J&J’s pharma arm, Janssen, struck the deal with South Korea-based Yuhan and has agreed to pay $50m upfront to secure the licence. The move sent Yuhan’s shares soaring by nearly 30%.
Yuhan stands to potentially receive up to $1.25 billion in potential development and commercial milestone payments, along with tiered double-digit royalties on future net sales. The drug has the potential to be a blockbuster if it is successful.
Janssen will take responsibility for the development, manufacturing and commercialisation with exclusive worldwide rights to Lazertinib, excluding the Republic of Korea, where Yuhan will retain the rights.
Lazertinib is a third generation EGFR tyrosine-kinase inhibitor for NSCLC with various EGFR mutations, which may have potential as a first-line therapy.
It is also able to cross the blood-brain barrier and Yuhan has revealed preliminary evidence to show it is effective in treating patients whose primary lung cancers have spread to the brain, with a 55% response rate for intracranial tumours in the firm’s phase 1/2 trial.
Yuhan and Janssen will collaborate on global clinical trials evaluating Lazertinib both as a monotherapy and in combination regimens. Clinical trials should begin in 2019.
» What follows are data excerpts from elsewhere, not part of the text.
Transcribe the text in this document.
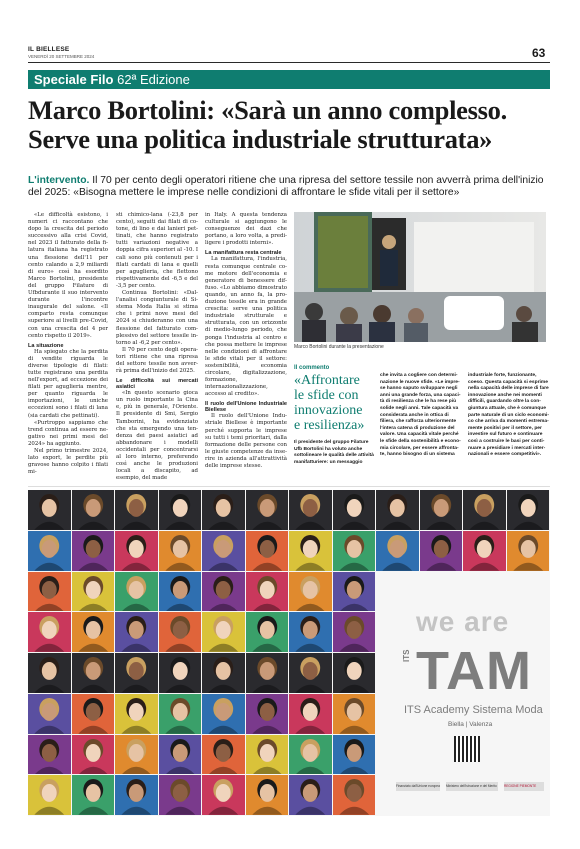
IL BIELLESE
VENERDÌ 20 SETTEMBRE 2024	63
Speciale Filo 62ª Edizione
Marco Bortolini: «Sarà un anno complesso.
Serve una politica industriale strutturata»
L'intervento. Il 70 per cento degli operatori ritiene che una ripresa del settore tessile non avverrà prima dell'inizio del 2025: «Bisogna mettere le imprese nelle condizioni di affrontare le sfide vitali per il settore»

«Le difficoltà esistono, i numeri ci raccontano che dopo la crescita del periodo successivo alla crisi Covid, nel 2023 il fatturato della filatura italiana ha registrato una flessione dell'11 per cento calando a 2,9 miliardi di euro» così ha esordito Marco Bortolini, presidente del gruppo Filature di Ufbdurante il suo intervento durante l'incontre inaugurale del salone. «Il comparto resta comunque superiore ai livelli pre-Covid, con una crescita del 4 per cento rispetto il 2019».

La situazione

Ha spiegato che la perdita di vendite riguarda le diverse tipologie di filati: tutte registrano una perdita nell'export, ad eccezione dei filati per aguglieria mentre, per quanto riguarda le importazioni, le uniche eccezioni sono i filati di lana (sia cardati che pettinati).

«Purtroppo sappiamo che trend continua ad essere negativo nei primi mesi del 2024» ha aggiunto.

Nel primo trimestre 2024, lato export, le perdite più gravose hanno colpito i filati mi-

sti chimico-lana (-23,8 per cento), seguiti dai filati di cotone, di lino e dai lanieri pettinati, che hanno registrato tutti variazioni negative a doppia cifra superiori al -10. I cali sono più contenuti per i filati cardati di lana e quelli per aguglieria, che flettono rispettivamente del -6,5 e del -3,5 per cento.

Continua Bortolini: «Dall'analisi congiunturale di Sistema Moda Italia si stima che i primi nove mesi del 2024 si chiuderanno con una flessione del fatturato complessivo del settore tessile intorno al -6,2 per cento».

Il 70 per cento degli operatori ritiene che una ripresa del settore tessile non avverrà prima dell'inizio del 2025.

Le difficoltà sui mercati asiatici

«In questo scenario gioca un ruolo importante la Cina e, più in generale, l'Oriente. Il presidente di Smi, Sergio Tamborini, ha evidenziato che sta emergendo una tendenza dei paesi asiatici ad abbandonare i modelli occidentali per concentrarsi al loro interno, preferendo così anche le produzioni locali a discapito, ad esempio, del made

in Italy. A questa tendenza culturale si aggiungono le conseguenze dei dazi che portano, a loro volta, a prediligere i prodotti interni».

La manifattura resta centrale

La manifattura, l'industria, resta comunque centrale come motore dell'economia e generatore di benessere diffuso. «Lo abbiamo dimostrato quando, un anno fa, la produzione tessile era in grande crescita: serve una politica industriale strutturale e strutturata, con un orizzonte di medio-lungo periodo, che ponga l'industria al centro e che possa mettere le imprese nelle condizioni di affrontare le sfide vitali per il settore: sostenibilità, economia circolare, digitalizzazione, formazione, internazionalizzazione, accesso al credito».

Il ruolo dell'Unione Industriale Biellese

Il ruolo dell'Unione Industriale Biellese è importante perché supporta le imprese su tutti i temi prioritari, dalla formazione delle persone con le giuste competenze da inserire in azienda all'attrattività delle imprese stesse.

Marco Bortolini durante la presentazione
Il commento
«Affrontare le sfide con innovazione e resilienza»
Il presidente del gruppo Filature Ufb Bortolini ha voluto anche sottolineare le qualità delle attività manifatturiere: un messaggio
che invita a cogliere con determinazione le nuove sfide. «Le imprese hanno saputo sviluppare negli anni una grande forza, una capacità di resilienza che le ha rese più solide negli anni. Tale capacità va considerata anche in ottica di filiera, che rafforza ulteriormente l'intera catena di produzione del valore. Una capacità vitale perché le sfide della sostenibilità e economia circolare, per essere affrontate, hanno bisogno di un sistema
industriale forte, funzionante, coeso. Questa capacità si esprime nella capacità delle imprese di fare innovazione anche nei momenti difficili, guardando oltre la congiuntura attuale, che è comunque parte naturale di un ciclo economico che arriva da momenti estremamente positivi per il settore, per investire sul futuro e continuare così a costruire le basi per continuare a presidiare i mercati internazionali e essere competitivi».
we are
ITS TAM
ITS Academy Sistema Moda
Biella | Valenza
Finanziato dall'Unione europea Ministero dell'Istruzione e del Merito	REGIONE PIEMONTE
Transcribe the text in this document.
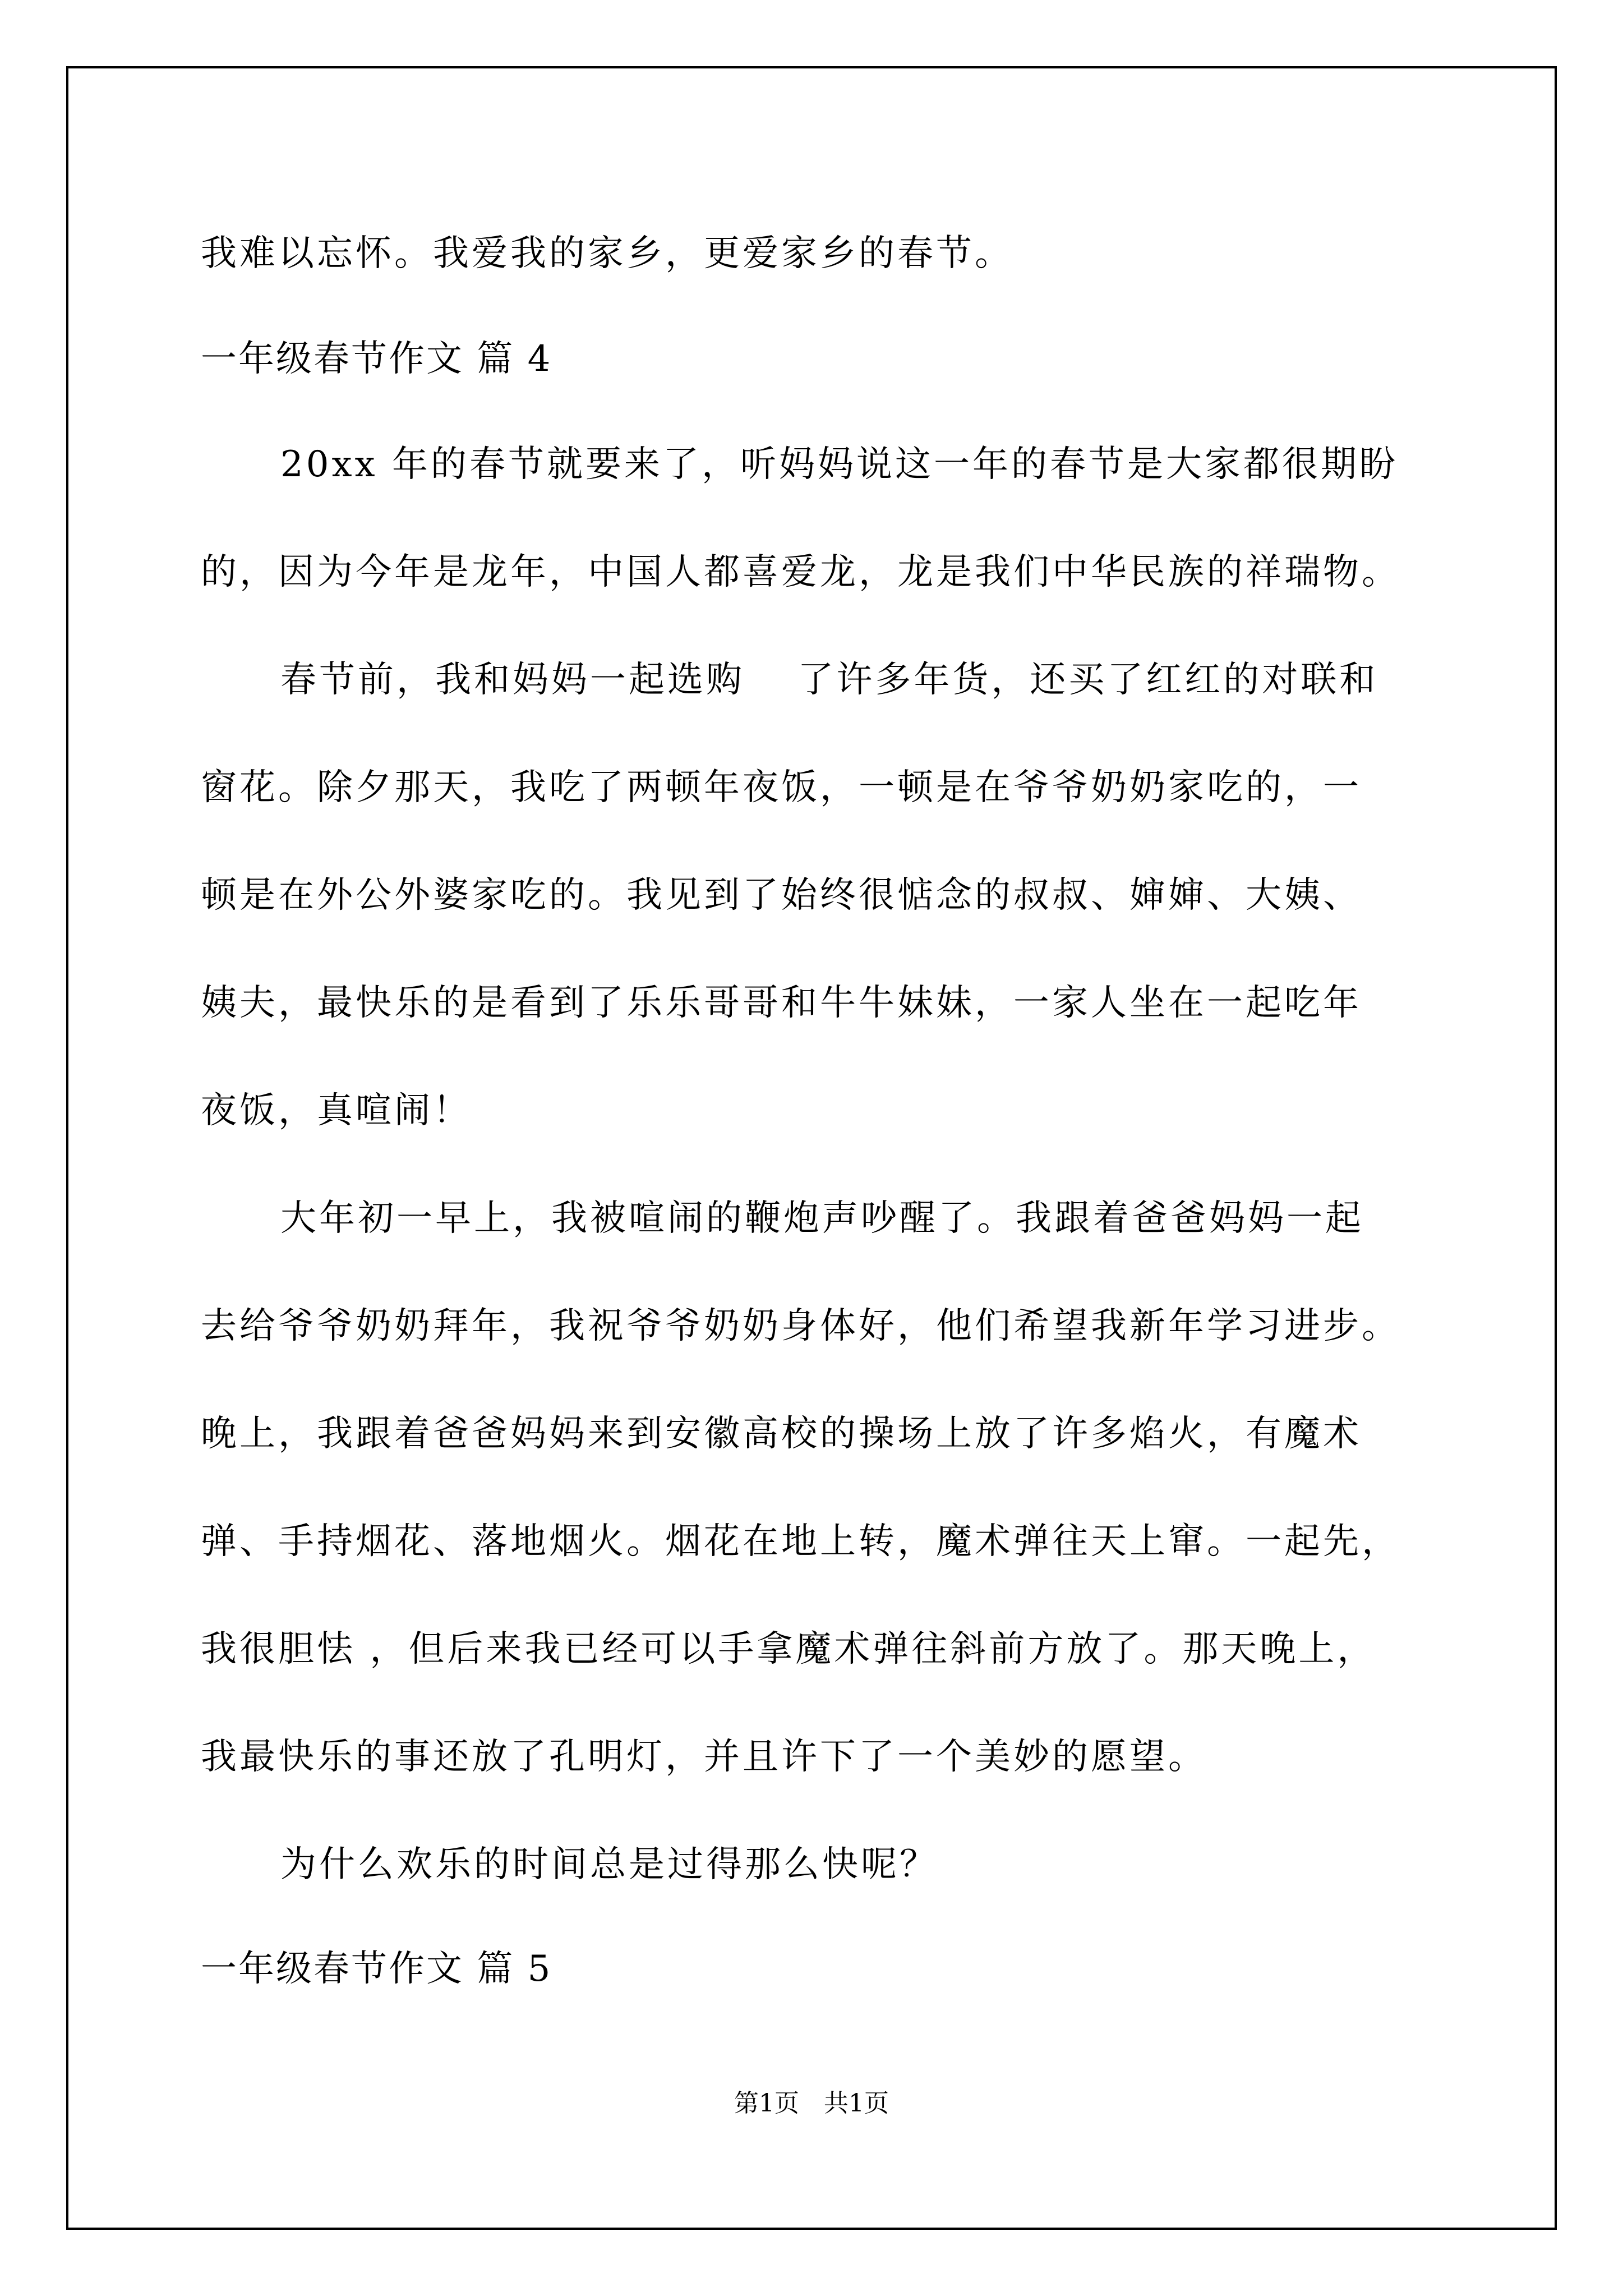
我难以忘怀。我爱我的家乡，更爱家乡的春节。
一年级春节作文 篇 4
20xx 年的春节就要来了，听妈妈说这一年的春节是大家都很期盼
的，因为今年是龙年，中国人都喜爱龙，龙是我们中华民族的祥瑞物。
春节前，我和妈妈一起选购　 了许多年货，还买了红红的对联和
窗花。除夕那天，我吃了两顿年夜饭，一顿是在爷爷奶奶家吃的，一
顿是在外公外婆家吃的。我见到了始终很惦念的叔叔、婶婶、大姨、
姨夫，最快乐的是看到了乐乐哥哥和牛牛妹妹，一家人坐在一起吃年
夜饭，真喧闹！
大年初一早上，我被喧闹的鞭炮声吵醒了。我跟着爸爸妈妈一起
去给爷爷奶奶拜年，我祝爷爷奶奶身体好，他们希望我新年学习进步。
晚上，我跟着爸爸妈妈来到安徽高校的操场上放了许多焰火，有魔术
弹、手持烟花、落地烟火。烟花在地上转，魔术弹往天上窜。一起先，
我很胆怯 ，但后来我已经可以手拿魔术弹往斜前方放了。那天晚上，
我最快乐的事还放了孔明灯，并且许下了一个美妙的愿望。
为什么欢乐的时间总是过得那么快呢？
一年级春节作文 篇 5
第1页　共1页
Yuhan president and CEO Lee Jung-hee, said: “Yuhan is committed to developing lazertinib as an effective treatment option for patients suffering from NSCLC. Janssen, with strong scientific expertise in lung cancer and oncology, is the best strategic partner to achieve this mission.
“We are excited to start this collaboration and dive into advancing this treatment regimen with a focus on improving the lives of people who suffer from lung cancer.”
Meanwhile, AstraZeneca’s Tagrisso (osimertinib) has already become established as a second-line treatment for EGFR-mutated NSCLC and was approved as a first-line therapy in Europe this summer and in the US in April.
In August, Tagrisso received the green light from The Japanese Ministry of Health, Labour and Welfare as a first-line treatment of patients with positive NSCLC.